A Year(ish)

Sometimes I think about how I've lived in SF for over a year and it feels like nothing has changed. Which is kind of depressing because, in theory, a year is a lot of time for things to happen. But then I found my old sketchbook from when I had just started interning last June and realized plenty of things have (thankfully) changed. The following are some 100% real notes and thoughts that I deemed important enough to commit to paper and remember forever from that time. Please let us all enjoy this glimpse into the psyche of 22-year-old Delaney. And then we can all vote on how much we think I've changed. 

NOTE TO SELF NO. 1:

For everyone who isn't glued to the internet and in love with hot terminology of the year 2014 (like I am), RBF means resting bitch face. Aka you look mean all the time even if you're really only mean half of the time (like I am). Resting bitch face is great for riding public transit because then weirdies are slightly less likely to talk to you, but it's really bad when you have no friends and are trying to look appealing to any and all 20-something strangers at Starbucks in the hopes they will find your mildly-pleasant face worth spontaneously chatting to.

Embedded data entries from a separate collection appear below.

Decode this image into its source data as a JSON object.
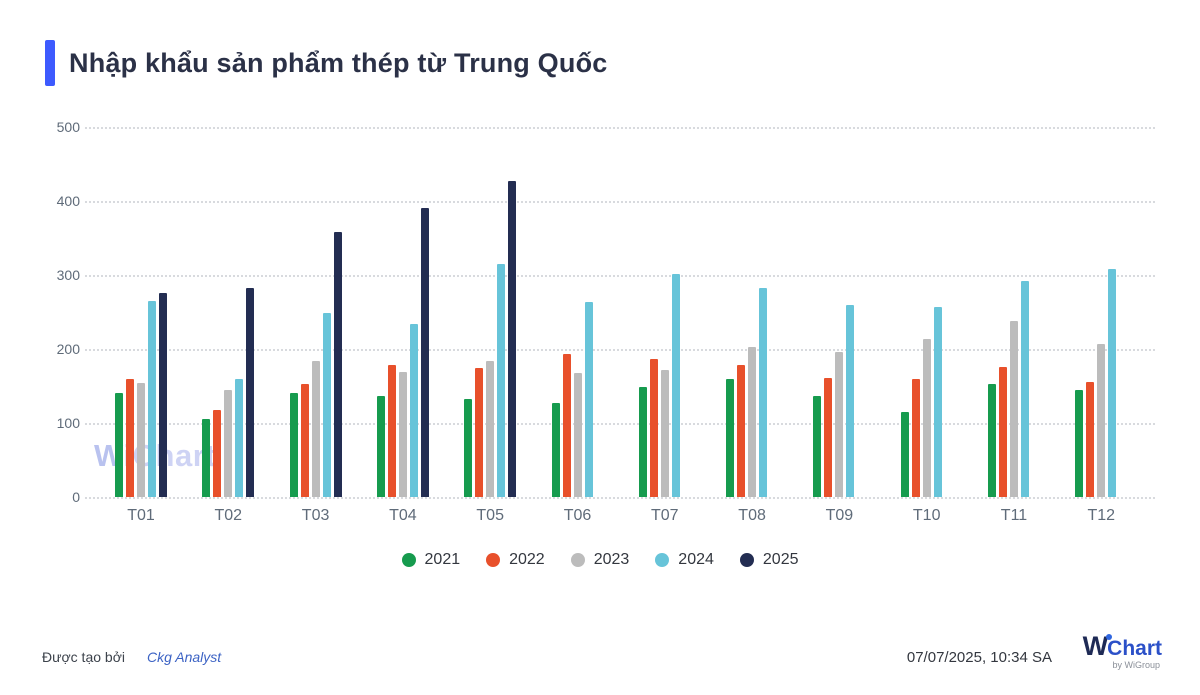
{
  "header": {
    "title": "Nhập khẩu sản phẩm thép từ Trung Quốc",
    "accent_color": "#3d5afe"
  },
  "watermark": {
    "w": "W",
    "i": "i",
    "chart": "Chart"
  },
  "chart_data": {
    "type": "bar",
    "title": "Nhập khẩu sản phẩm thép từ Trung Quốc",
    "categories": [
      "T01",
      "T02",
      "T03",
      "T04",
      "T05",
      "T06",
      "T07",
      "T08",
      "T09",
      "T10",
      "T11",
      "T12"
    ],
    "series": [
      {
        "name": "2021",
        "color": "#169b4e",
        "values": [
          141,
          105,
          141,
          137,
          132,
          127,
          149,
          159,
          137,
          115,
          153,
          145
        ]
      },
      {
        "name": "2022",
        "color": "#e8502b",
        "values": [
          159,
          118,
          153,
          178,
          175,
          193,
          187,
          178,
          161,
          160,
          176,
          155
        ]
      },
      {
        "name": "2023",
        "color": "#bcbcbc",
        "values": [
          154,
          145,
          184,
          169,
          184,
          168,
          172,
          203,
          196,
          214,
          238,
          207
        ]
      },
      {
        "name": "2024",
        "color": "#67c4d9",
        "values": [
          265,
          160,
          248,
          234,
          315,
          264,
          301,
          283,
          260,
          257,
          292,
          308
        ]
      },
      {
        "name": "2025",
        "color": "#232d52",
        "values": [
          276,
          283,
          358,
          390,
          427,
          null,
          null,
          null,
          null,
          null,
          null,
          null
        ]
      }
    ],
    "xlabel": "",
    "ylabel": "",
    "ylim": [
      0,
      500
    ],
    "yticks": [
      0,
      100,
      200,
      300,
      400,
      500
    ],
    "grid": "horizontal-dotted",
    "legend_position": "bottom"
  },
  "footer": {
    "created_by_label": "Được tạo bởi",
    "author": "Ckg Analyst",
    "timestamp": "07/07/2025, 10:34 SA",
    "logo": {
      "w": "W",
      "chart": "Chart",
      "sub": "by WiGroup"
    }
  }
}
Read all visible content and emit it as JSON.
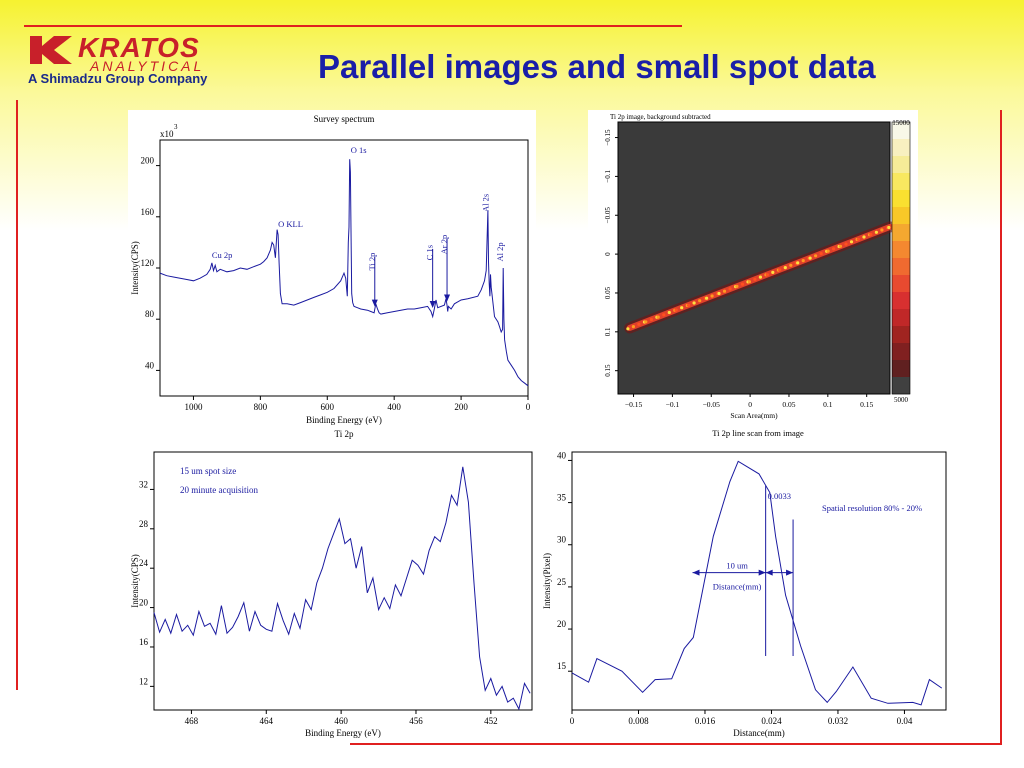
{
  "title": "Parallel images and small spot data",
  "logo": {
    "word": "KRATOS",
    "sub": "ANALYTICAL",
    "company": "A Shimadzu Group Company"
  },
  "colors": {
    "title": "#1a1ea8",
    "accent_red": "#e02020",
    "logo_red": "#c8202a",
    "plot_line": "#1a1aa0"
  },
  "chart_data": [
    {
      "type": "line",
      "title": "Survey spectrum",
      "subtitle": "Ti 2p",
      "xlabel": "Binding Energy (eV)",
      "ylabel": "Intensity(CPS)",
      "multiplier": "x10",
      "multiplier_exp": "3",
      "xlim": [
        1100,
        0
      ],
      "ylim": [
        20,
        220
      ],
      "xticks": [
        1000,
        800,
        600,
        400,
        200,
        0
      ],
      "yticks": [
        40,
        80,
        120,
        160,
        200
      ],
      "x": [
        1100,
        1080,
        1060,
        1040,
        1020,
        1000,
        980,
        960,
        950,
        945,
        940,
        935,
        930,
        920,
        900,
        880,
        860,
        840,
        820,
        800,
        790,
        780,
        770,
        765,
        760,
        755,
        750,
        747,
        744,
        740,
        735,
        730,
        720,
        700,
        680,
        660,
        640,
        620,
        600,
        580,
        560,
        550,
        545,
        540,
        537,
        535,
        533,
        531,
        529,
        527,
        524,
        520,
        510,
        500,
        480,
        470,
        460,
        455,
        450,
        445,
        440,
        420,
        400,
        380,
        360,
        340,
        320,
        300,
        290,
        285,
        280,
        275,
        270,
        250,
        245,
        242,
        240,
        238,
        230,
        220,
        200,
        180,
        150,
        140,
        130,
        125,
        120,
        118,
        116,
        114,
        112,
        110,
        100,
        90,
        85,
        80,
        76,
        74,
        72,
        70,
        65,
        60,
        50,
        40,
        30,
        20,
        10,
        0
      ],
      "y": [
        116,
        114,
        113,
        112,
        111,
        110,
        112,
        115,
        119,
        124,
        118,
        122,
        117,
        119,
        117,
        118,
        120,
        119,
        121,
        123,
        125,
        128,
        134,
        140,
        138,
        128,
        150,
        146,
        124,
        100,
        92,
        92,
        92,
        91,
        93,
        95,
        97,
        99,
        101,
        104,
        110,
        116,
        112,
        98,
        140,
        152,
        205,
        195,
        150,
        100,
        93,
        90,
        89,
        88,
        87,
        86,
        85,
        92,
        88,
        85,
        84,
        85,
        86,
        87,
        88,
        88,
        89,
        90,
        86,
        82,
        88,
        95,
        89,
        91,
        96,
        91,
        86,
        90,
        88,
        92,
        95,
        96,
        98,
        103,
        110,
        118,
        165,
        125,
        108,
        98,
        115,
        105,
        82,
        78,
        74,
        70,
        72,
        120,
        80,
        64,
        55,
        48,
        44,
        40,
        35,
        32,
        30,
        28
      ],
      "annotations": [
        {
          "label": "O 1s",
          "x": 530,
          "y": 210
        },
        {
          "label": "O KLL",
          "x": 747,
          "y": 152
        },
        {
          "label": "Cu 2p",
          "x": 945,
          "y": 128
        },
        {
          "label": "Ti 2p",
          "x": 458,
          "y": 132,
          "arrow_to": 89
        },
        {
          "label": "C 1s",
          "x": 285,
          "y": 138,
          "arrow_to": 88
        },
        {
          "label": "Ar 2p",
          "x": 242,
          "y": 146,
          "arrow_to": 93
        },
        {
          "label": "Al 2s",
          "x": 118,
          "y": 178
        },
        {
          "label": "Al 2p",
          "x": 74,
          "y": 140
        }
      ]
    },
    {
      "type": "heatmap",
      "title": "Ti 2p image, background subtracted",
      "xlabel": "Scan Area(mm)",
      "xlim": [
        -0.17,
        0.18
      ],
      "ylim": [
        0.18,
        -0.17
      ],
      "xticks": [
        -0.15,
        -0.1,
        -0.05,
        0,
        0.05,
        0.1,
        0.15
      ],
      "yticks": [
        -0.15,
        -0.1,
        -0.05,
        0,
        0.05,
        0.1,
        0.15
      ],
      "line_from": [
        -0.155,
        0.095
      ],
      "line_to": [
        0.18,
        -0.035
      ],
      "colorbar": {
        "max_label": "15000",
        "min_label": "5000"
      }
    },
    {
      "type": "line",
      "legend_texts": [
        "15 um spot size",
        "20 minute acquisition"
      ],
      "xlabel": "Binding Energy (eV)",
      "ylabel": "Intensity(CPS)",
      "xlim": [
        470,
        449.8
      ],
      "ylim": [
        9.6,
        35.8
      ],
      "xticks": [
        468,
        464,
        460,
        456,
        452
      ],
      "yticks": [
        12,
        16,
        20,
        24,
        28,
        32
      ],
      "x": [
        470,
        469.7,
        469.4,
        469.1,
        468.8,
        468.5,
        468.2,
        467.9,
        467.6,
        467.3,
        467,
        466.7,
        466.4,
        466.1,
        465.8,
        465.5,
        465.2,
        464.9,
        464.6,
        464.3,
        464,
        463.7,
        463.4,
        463.1,
        462.8,
        462.5,
        462.2,
        461.9,
        461.6,
        461.3,
        461,
        460.7,
        460.4,
        460.1,
        459.8,
        459.5,
        459.2,
        458.9,
        458.6,
        458.3,
        458,
        457.7,
        457.4,
        457.1,
        456.8,
        456.5,
        456.2,
        455.9,
        455.6,
        455.3,
        455,
        454.7,
        454.4,
        454.1,
        453.8,
        453.5,
        453.2,
        452.9,
        452.6,
        452.3,
        452,
        451.7,
        451.4,
        451.1,
        450.8,
        450.5,
        450.2,
        449.9
      ],
      "y": [
        19.5,
        17.5,
        18.8,
        17.4,
        19.3,
        17.6,
        18.2,
        17.2,
        19.6,
        18.1,
        18.4,
        17.3,
        20.2,
        17.4,
        18,
        19.1,
        20.5,
        17.6,
        19.6,
        18.2,
        17.8,
        17.6,
        20.4,
        18.7,
        17.3,
        19.4,
        17.9,
        20.8,
        19.8,
        22.5,
        24,
        26,
        27.5,
        29,
        26.5,
        27,
        24,
        26.2,
        21.5,
        23,
        19.8,
        21,
        19.9,
        22.3,
        21.2,
        23,
        24.8,
        24.3,
        23.4,
        25.8,
        27.2,
        26.7,
        28.6,
        31.4,
        30.4,
        34.3,
        30.7,
        22.5,
        15,
        11.6,
        12.8,
        11.1,
        12,
        10.4,
        10.8,
        9.7,
        12.3,
        11.3
      ]
    },
    {
      "type": "line",
      "title": "Ti 2p line scan from image",
      "xlabel": "Distance(mm)",
      "ylabel": "Intensity(Pixel)",
      "xlim": [
        0,
        0.045
      ],
      "ylim": [
        10.4,
        41
      ],
      "xticks": [
        0,
        0.008,
        0.016,
        0.024,
        0.032,
        0.04
      ],
      "yticks": [
        15,
        20,
        25,
        30,
        35,
        40
      ],
      "x": [
        0,
        0.002,
        0.003,
        0.006,
        0.0085,
        0.01,
        0.012,
        0.0135,
        0.0146,
        0.017,
        0.019,
        0.02,
        0.0225,
        0.0238,
        0.0245,
        0.0257,
        0.0275,
        0.0293,
        0.0307,
        0.0318,
        0.0338,
        0.036,
        0.038,
        0.041,
        0.042,
        0.043,
        0.0445
      ],
      "y": [
        14.8,
        13.7,
        16.5,
        15,
        12.5,
        14,
        14.1,
        17.7,
        19,
        31,
        37.5,
        39.9,
        38.4,
        36.2,
        31,
        24,
        18,
        12.8,
        11.3,
        12.6,
        15.5,
        11.8,
        11.2,
        11.3,
        11,
        14,
        13
      ],
      "annotations": {
        "resolution_value": "0.0033",
        "resolution_label": "Spatial resolution 80% - 20%",
        "width_label": "10 um",
        "distance_label": "Distance(mm)"
      }
    }
  ]
}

What has changed? Now I just look for other people with RBF and know that those are the people I want to befriend. Birds of a feather flock together.

NOTE TO SELF NO. 2:

Now this is obviously not a very polite note, but when you put quotation marks around something it means it has to be factual and that is really what I wrote. I'm sorry I didn't know that in the future I would be putting the verbatim truth of my profane notebook on the internet. 

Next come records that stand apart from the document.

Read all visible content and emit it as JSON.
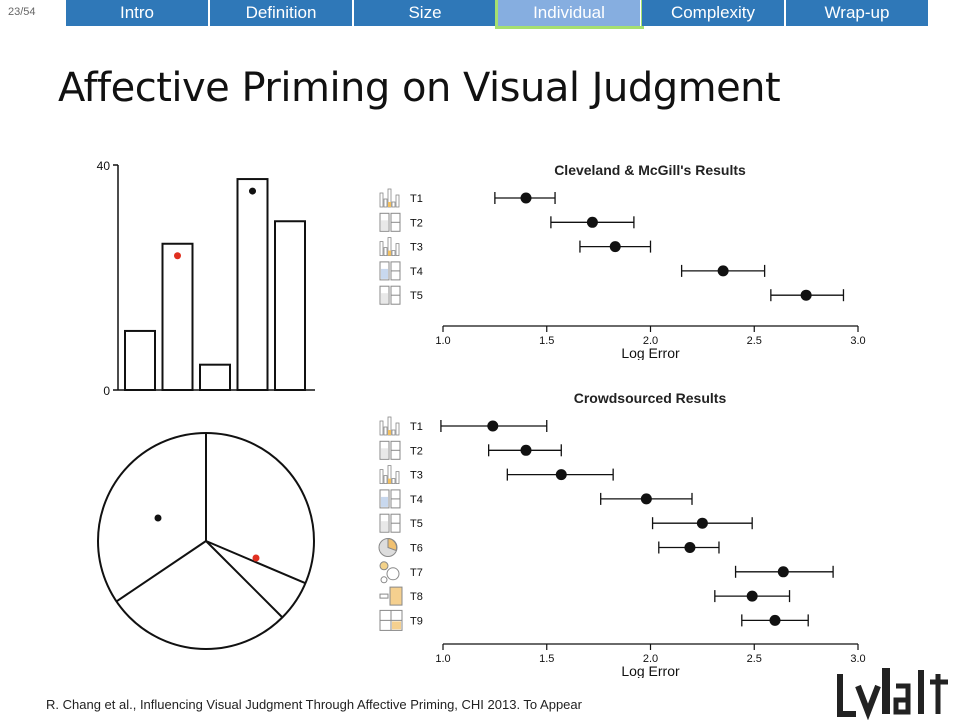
{
  "slide_counter": "23/54",
  "nav": {
    "tabs": [
      {
        "label": "Intro",
        "active": false
      },
      {
        "label": "Definition",
        "active": false
      },
      {
        "label": "Size",
        "active": false
      },
      {
        "label": "Individual",
        "active": true
      },
      {
        "label": "Complexity",
        "active": false
      },
      {
        "label": "Wrap-up",
        "active": false
      }
    ],
    "color_default": "#2f78b8",
    "color_active": "#86aee0",
    "active_glow": "#a6e070"
  },
  "title": "Affective Priming on Visual Judgment",
  "stimulus_bar": {
    "y_ticks": [
      "40",
      "0"
    ],
    "ylim": [
      0,
      40
    ],
    "values": [
      10.5,
      26,
      4.5,
      37.5,
      30
    ],
    "markers": [
      {
        "bar_index": 1,
        "color": "#e03020"
      },
      {
        "bar_index": 3,
        "color": "#111111"
      }
    ]
  },
  "stimulus_pie": {
    "slice_boundaries_deg": [
      90,
      337,
      214,
      315
    ],
    "markers": [
      {
        "region": "left",
        "color": "#111111"
      },
      {
        "region": "right-lower",
        "color": "#e03020"
      }
    ]
  },
  "chart_data": [
    {
      "type": "scatter",
      "title": "Cleveland & McGill's Results",
      "xlabel": "Log Error",
      "xlim": [
        1.0,
        3.0
      ],
      "x_ticks": [
        "1.0",
        "1.5",
        "2.0",
        "2.5",
        "3.0"
      ],
      "categories": [
        "T1",
        "T2",
        "T3",
        "T4",
        "T5"
      ],
      "values": [
        1.4,
        1.72,
        1.83,
        2.35,
        2.75
      ],
      "ci_low": [
        1.25,
        1.52,
        1.66,
        2.15,
        2.58
      ],
      "ci_high": [
        1.54,
        1.92,
        2.0,
        2.55,
        2.93
      ]
    },
    {
      "type": "scatter",
      "title": "Crowdsourced Results",
      "xlabel": "Log Error",
      "xlim": [
        1.0,
        3.0
      ],
      "x_ticks": [
        "1.0",
        "1.5",
        "2.0",
        "2.5",
        "3.0"
      ],
      "categories": [
        "T1",
        "T2",
        "T3",
        "T4",
        "T5",
        "T6",
        "T7",
        "T8",
        "T9"
      ],
      "values": [
        1.24,
        1.4,
        1.57,
        1.98,
        2.25,
        2.19,
        2.64,
        2.49,
        2.6
      ],
      "ci_low": [
        0.99,
        1.22,
        1.31,
        1.76,
        2.01,
        2.04,
        2.41,
        2.31,
        2.44
      ],
      "ci_high": [
        1.5,
        1.57,
        1.82,
        2.2,
        2.49,
        2.33,
        2.88,
        2.67,
        2.76
      ]
    }
  ],
  "citation": "R. Chang et al., Influencing Visual Judgment Through Affective Priming, CHI 2013.  To Appear",
  "logo_text": "VALT"
}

Anyways I have a nervous yawn which is a really terrible habit and clearly it was ruining my life enough that I needed to write it down to remind myself that it existed (how could I ever forget?). Any time something important is happening, I'm probably yawning. Job interview? Yawning. Going on a date? Yawning. Listening to my doctor talk to me about my health? Yawning.

What has changed? Unfortunately not a lot. The nervous yawn has not miraculously disappeared in the 365+ days since internhood, but it is not as much on the forefront of my mind as it was every day at my internship when I was getting design feedback and in constant fear of yawning in my art director's face. 

NOTE TO SELF NO. 3:

Was this the beginnings of a haiku? I don't know. But the first couple of weeks of my internship, I didn't have a desk. I sat in a strange red pod which was basically like a gussied-up cubicle. And then sometimes I sat on a couch in front of a table. And then one day I came back to where I was sitting at the couch and the table was gone and my laptop was on the couch. WHAT! I know—I was also shocked. I stood there and side-eyed my fellow office workers for a bit and then just sat on the couch because no one had immediately presented themselves as the table-heisting menace. I was the couch intern. It was like a game of musical chairs, except I was the only playing and people were just removing my seating options from the office one-by-one. There was also no music playing.

What has changed? Well now I sit at a desk. I can leave my belongings on it and they don't go anywhere. And no one has taken my chair. Yet. 

NOTE TO SELF NO. 4:

"People buying condoms. Me buying Ben & Jerry's."
Apparently I took this very important note down to remind myself of a time when I felt ultra-pathetic. Because I'm masochistic in that kind of way. Nothing like reinforcing the memory of your lowest lows by writing them down in your 'creative safe space'.

 Around nine one night, I walked downstairs to the Walgreens to get a pint of ice cream. Walking to John's $1 Scoops around the corner would simply not cut it. Some scoops, John?! Get real. This was a Ben & Jerry's kind of night. I needed the pint. So after spending too much time having the classic internal debate about chunky monkey vs. phish food, I got in line to check out (don't worry, I went with the chunky monkey, as one always should). I distinctly remember looking down at my Chacos and my should-never-be-worn-outside tie-dyed shorts and then looking up to see a couple directly in front of me in line, tittering into each other's ears with a single box of Trojans between them. And not even the small, "we're not sure if this is gonna be happening on the regular" kind of box. Like the monster-sized "we're probably going to be having a lot of sex, you should watch out" kind of box. I think we had different kinds of plans for the night. 

What has changed? Obviously now I have much classier taste and only get my ice cream from Bi-Rite. My palette has matured in a year. 

NOTE TO SELF NO. 5:

Clearly my comforter was causing some major self-reflection. But really that is the only natural reaction to have when the first thing you do out in the "adult" world is start sleeping on a twin-size mattress with the same bedding you used at age 7. Especially when it's a dainty floral print quilt in pastel pinks and greens. Guaranteed quickest way to regress 15 years. It wasn't awesome.

What has changed? A year has been enough time for me to double the size of my mattress and purchase some stereotypically millennial Ikea/Target/West Elm bedding. I no longer have to feel my toes dangle over the edge of the bed or explain to people why my room looks like a JC Penney catalog from 1999. Definitely move in the right direction, I'd say.